This month’s Come, Follow Me theme is my personal favorite! The atonement means so much to me. It’s taken on a new meaning, as I’ve been studying the lessons to prepare to teach. Three weeks ago, I had knee surgery. I was expecting it to be a fairly small deal. We were fixing one, maybe two things and I was told I would be able to walk right after my surgery. I woke up from surgery, facing a completely new set of circumstances.
The surgeon came in to update me on how the surgery went. He held up three pages of pictures of the inside of my knee and said, “Well, I found about five things to fix in your knee.” He proceeded to walk me through the pictures and explain everything he had done. Bottom line, one of the procedures would take 6 months to heal and I would be going home on crutches with instructions to bear 50% of my weight on my bad leg. It was way worse than I had expected and planned for.

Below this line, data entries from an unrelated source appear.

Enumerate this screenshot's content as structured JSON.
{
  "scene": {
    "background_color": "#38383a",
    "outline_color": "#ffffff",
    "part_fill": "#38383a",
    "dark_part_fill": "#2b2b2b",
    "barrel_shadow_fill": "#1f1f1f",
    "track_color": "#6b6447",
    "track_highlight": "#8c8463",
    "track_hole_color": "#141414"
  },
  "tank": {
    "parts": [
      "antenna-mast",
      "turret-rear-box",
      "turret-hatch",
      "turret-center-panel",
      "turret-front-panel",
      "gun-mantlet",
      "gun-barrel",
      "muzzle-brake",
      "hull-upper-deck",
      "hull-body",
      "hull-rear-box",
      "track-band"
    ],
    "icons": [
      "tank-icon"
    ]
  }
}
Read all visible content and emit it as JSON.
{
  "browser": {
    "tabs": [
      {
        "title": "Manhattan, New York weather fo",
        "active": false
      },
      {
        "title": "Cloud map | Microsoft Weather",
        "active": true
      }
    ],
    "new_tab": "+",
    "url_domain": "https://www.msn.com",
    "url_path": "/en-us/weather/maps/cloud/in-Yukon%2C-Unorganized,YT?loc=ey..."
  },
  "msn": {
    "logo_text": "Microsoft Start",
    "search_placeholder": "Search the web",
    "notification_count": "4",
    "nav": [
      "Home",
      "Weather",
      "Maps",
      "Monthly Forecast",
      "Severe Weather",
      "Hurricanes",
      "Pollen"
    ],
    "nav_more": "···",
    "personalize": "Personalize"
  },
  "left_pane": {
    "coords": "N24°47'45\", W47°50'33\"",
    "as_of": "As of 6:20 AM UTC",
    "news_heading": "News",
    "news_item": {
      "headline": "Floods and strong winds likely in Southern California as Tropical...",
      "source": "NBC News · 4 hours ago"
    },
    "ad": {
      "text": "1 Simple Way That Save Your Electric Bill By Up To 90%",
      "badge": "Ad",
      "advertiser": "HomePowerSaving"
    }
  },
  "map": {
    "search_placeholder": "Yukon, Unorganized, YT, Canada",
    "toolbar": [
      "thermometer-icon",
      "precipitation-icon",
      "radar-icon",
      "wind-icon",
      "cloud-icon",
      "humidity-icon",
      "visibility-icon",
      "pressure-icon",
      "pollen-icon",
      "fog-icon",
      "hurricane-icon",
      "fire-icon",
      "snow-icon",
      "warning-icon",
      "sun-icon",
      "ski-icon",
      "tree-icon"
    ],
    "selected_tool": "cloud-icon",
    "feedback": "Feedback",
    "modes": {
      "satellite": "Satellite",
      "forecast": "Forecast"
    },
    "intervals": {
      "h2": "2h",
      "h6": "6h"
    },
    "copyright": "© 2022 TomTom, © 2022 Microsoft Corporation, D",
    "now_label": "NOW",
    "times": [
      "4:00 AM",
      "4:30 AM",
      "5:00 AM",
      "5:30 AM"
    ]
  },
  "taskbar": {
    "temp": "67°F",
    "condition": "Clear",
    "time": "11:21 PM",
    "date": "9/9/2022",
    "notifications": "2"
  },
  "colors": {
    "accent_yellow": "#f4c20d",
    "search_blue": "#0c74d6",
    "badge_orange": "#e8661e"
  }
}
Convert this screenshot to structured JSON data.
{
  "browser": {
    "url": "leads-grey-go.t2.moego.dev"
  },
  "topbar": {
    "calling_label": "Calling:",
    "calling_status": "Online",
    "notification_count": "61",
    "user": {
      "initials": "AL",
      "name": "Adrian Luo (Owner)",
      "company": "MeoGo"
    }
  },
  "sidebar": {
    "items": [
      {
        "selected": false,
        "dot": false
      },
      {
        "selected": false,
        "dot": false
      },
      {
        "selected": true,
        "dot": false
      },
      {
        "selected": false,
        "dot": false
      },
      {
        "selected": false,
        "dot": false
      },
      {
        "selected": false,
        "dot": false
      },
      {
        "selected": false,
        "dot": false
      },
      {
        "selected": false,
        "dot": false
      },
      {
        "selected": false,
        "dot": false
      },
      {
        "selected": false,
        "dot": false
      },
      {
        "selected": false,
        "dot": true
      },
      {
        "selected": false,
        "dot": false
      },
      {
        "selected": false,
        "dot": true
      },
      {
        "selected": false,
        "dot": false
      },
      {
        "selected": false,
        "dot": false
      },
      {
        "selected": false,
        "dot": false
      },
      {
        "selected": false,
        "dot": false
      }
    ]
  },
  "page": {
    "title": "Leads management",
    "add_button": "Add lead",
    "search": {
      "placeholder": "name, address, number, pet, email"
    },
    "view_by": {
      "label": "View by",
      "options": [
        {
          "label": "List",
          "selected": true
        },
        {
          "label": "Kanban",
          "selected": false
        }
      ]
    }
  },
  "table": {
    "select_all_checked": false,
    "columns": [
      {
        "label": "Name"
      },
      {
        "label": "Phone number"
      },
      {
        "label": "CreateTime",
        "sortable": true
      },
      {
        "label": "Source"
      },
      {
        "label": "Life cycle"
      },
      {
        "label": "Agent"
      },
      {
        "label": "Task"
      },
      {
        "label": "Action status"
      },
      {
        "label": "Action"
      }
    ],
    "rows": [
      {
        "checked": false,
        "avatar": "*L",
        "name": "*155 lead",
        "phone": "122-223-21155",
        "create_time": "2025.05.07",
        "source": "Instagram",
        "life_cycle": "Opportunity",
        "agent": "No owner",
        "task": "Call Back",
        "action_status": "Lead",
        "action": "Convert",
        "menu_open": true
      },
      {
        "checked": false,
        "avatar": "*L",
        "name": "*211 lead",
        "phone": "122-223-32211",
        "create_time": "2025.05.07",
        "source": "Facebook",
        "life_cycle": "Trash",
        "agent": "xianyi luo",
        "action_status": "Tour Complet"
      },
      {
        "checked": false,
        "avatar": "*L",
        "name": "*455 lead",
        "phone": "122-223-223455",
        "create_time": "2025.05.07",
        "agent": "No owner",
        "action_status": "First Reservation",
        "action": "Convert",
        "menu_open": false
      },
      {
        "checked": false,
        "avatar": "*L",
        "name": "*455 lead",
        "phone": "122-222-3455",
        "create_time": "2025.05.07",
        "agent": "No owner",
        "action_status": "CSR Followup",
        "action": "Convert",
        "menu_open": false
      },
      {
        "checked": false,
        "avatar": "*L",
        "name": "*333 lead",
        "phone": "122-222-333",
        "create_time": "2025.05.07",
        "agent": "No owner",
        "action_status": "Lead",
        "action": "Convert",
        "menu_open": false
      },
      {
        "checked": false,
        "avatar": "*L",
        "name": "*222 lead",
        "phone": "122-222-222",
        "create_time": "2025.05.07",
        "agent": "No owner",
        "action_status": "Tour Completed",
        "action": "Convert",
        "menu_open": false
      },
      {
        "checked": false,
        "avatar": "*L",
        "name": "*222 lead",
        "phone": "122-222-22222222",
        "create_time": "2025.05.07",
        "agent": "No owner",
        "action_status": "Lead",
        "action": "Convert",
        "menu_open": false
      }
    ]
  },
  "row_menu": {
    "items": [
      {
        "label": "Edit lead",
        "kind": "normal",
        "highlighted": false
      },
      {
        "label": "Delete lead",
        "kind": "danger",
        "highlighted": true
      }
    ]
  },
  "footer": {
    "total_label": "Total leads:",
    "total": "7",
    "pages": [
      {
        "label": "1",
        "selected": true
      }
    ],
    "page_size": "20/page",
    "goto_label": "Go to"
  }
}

I’ve found a great deal of personal peace and comfort studying about the atonement, especially how it can bring us peace during our trials. The quote from Sister Marriott stands out to me the most. “Yielded and still” has become a mantra for my recovery, as my pace has slowed both literally and figuratively. Slowing down is not easy for me. I don’t know yet what the Lord is trying to tell me, but I know there’s much to be learned from this experience. I know that I’ve been showered with tender mercies, like being in almost no pain. I’ve been healing and recovering quickly. My physical therapists say I’m ahead of schedule in my recovery. I’ve been blessed with friends and neighbors who brought me meals, visited me, checked on me and have given more than I needed.
As tough as it has been, and will be for a little longer, I already see that I will look back and see some really beautiful moments where I have felt the love of God, especially through my friends, family and neighbors.
How has the atonement strengthened you?